Dance Review: Berlin Jaffa Back and Forth

Evening is composed of subsections intertwined with short video pieces, which layer artistic grounds with human-size scenes of urban life.

Dancers in chairs 311 (photo credit: Courtesy)
Dancers in chairs 311
(photo credit: Courtesy)
The unique cooperation that the Israeli dance group De De and the Berlin-based company Wee has sustained for the past eight years eventually yielded an improved remake of Berlin Jaffa and a most impressive production in its own right.
The evening is composed of several subsections intertwined with short video pieces, which layer the artistic grounds with human-size scenes of urban life. It keeps its focus on small, intimate moments within an alienated setting and goes so far as to break the division between professional and personal life.
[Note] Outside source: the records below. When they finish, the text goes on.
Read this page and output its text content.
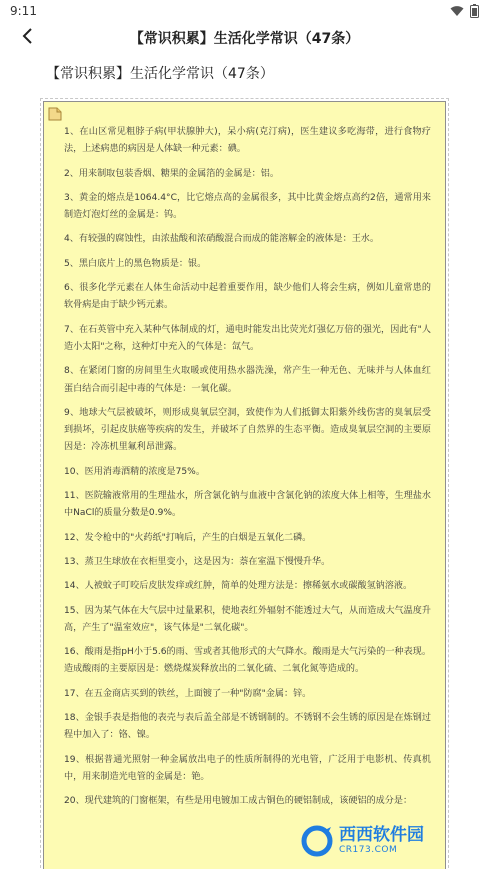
9:11
【常识积累】生活化学常识（47条）
【常识积累】生活化学常识（47条）

1、在山区常见粗脖子病(甲状腺肿大)，呆小病(克汀病)，医生建议多吃海带，进行食物疗法，上述病患的病因是人体缺一种元素：碘。

2、用来制取包装香烟、糖果的金属箔的金属是：铝。

3、黄金的熔点是1064.4°C，比它熔点高的金属很多，其中比黄金熔点高约2倍，通常用来制造灯泡灯丝的金属是：钨。

4、有较强的腐蚀性，由浓盐酸和浓硝酸混合而成的能溶解金的液体是：王水。

5、黑白底片上的黑色物质是：银。

6、很多化学元素在人体生命活动中起着重要作用，缺少他们人将会生病，例如儿童常患的软骨病是由于缺少钙元素。

7、在石英管中充入某种气体制成的灯，通电时能发出比荧光灯强亿万倍的强光，因此有"人造小太阳"之称，这种灯中充入的气体是：氙气。

8、在紧闭门窗的房间里生火取暖或使用热水器洗澡，常产生一种无色、无味并与人体血红蛋白结合而引起中毒的气体是：一氧化碳。

9、地球大气层被破坏，则形成臭氧层空洞，致使作为人们抵御太阳紫外线伤害的臭氧层受到损坏，引起皮肤癌等疾病的发生，并破坏了自然界的生态平衡。造成臭氧层空洞的主要原因是：冷冻机里氟利昂泄露。

10、医用消毒酒精的浓度是75%。

11、医院输液常用的生理盐水，所含氯化钠与血液中含氯化钠的浓度大体上相等，生理盐水中NaCl的质量分数是0.9%。

12、发令枪中的"火药纸"打响后，产生的白烟是五氧化二磷。

13、蒸卫生球放在衣柜里变小，这是因为：萘在室温下慢慢升华。

14、人被蚊子叮咬后皮肤发痒或红肿，简单的处理方法是：擦稀氨水或碳酸氢钠溶液。

15、因为某气体在大气层中过量累积，使地表红外辐射不能透过大气，从而造成大气温度升高，产生了"温室效应"，该气体是"二氧化碳"。

16、酸雨是指pH小于5.6的雨、雪或者其他形式的大气降水。酸雨是大气污染的一种表现。造成酸雨的主要原因是：燃烧煤炭释放出的二氧化硫、二氧化氮等造成的。

17、在五金商店买到的铁丝，上面镀了一种"防腐"金属：锌。

18、金银手表是指他的表壳与表后盖全部是不锈钢制的。不锈钢不会生锈的原因是在炼钢过程中加入了：铬、镍。

19、根据普通光照射一种金属放出电子的性质所制得的光电管，广泛用于电影机、传真机中，用来制造光电管的金属是：铯。

20、现代建筑的门窗框架，有些是用电镀加工成古铜色的硬铝制成，该硬铝的成分是：

西西软件园
CR173.COM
Credit for the evening is given to Ya’ara Dolev and Amit Goldberg, founders of De De, their partners Dan Pelleg and Marko Weigert, and several Wee dancers, but all the dancers are credited as contributing participants.
All nine dancers work extremely well together as an ensemble, endowing the performance with highly polished, topnotch production value, which was a pleasure to see.
By using very clever lighting and dramaturgical editing, the separate scenes fitted and formed a consistent dance approach, favoring pure movement with strong human contact.
Among the evening’s highlights were most of the duets, particularly the moving slowmotion duet set to Leonard Cohen’s “Hallelujah,” with unusual horizontal lifts by partners of both genders, and the spectacularly smart male duet with oversize coffin-like cardboard boxes. All together, the duets and group sections – many in unison – slow or fast ones, pensive or impishly funny, the evening retained intelligent, aesthetic control and a finesse along logical kinetic work that is all too often missing from our own dance stages.
This highly refined evening proves the talent and capabilities of the De De group, which we don’t get to see too often.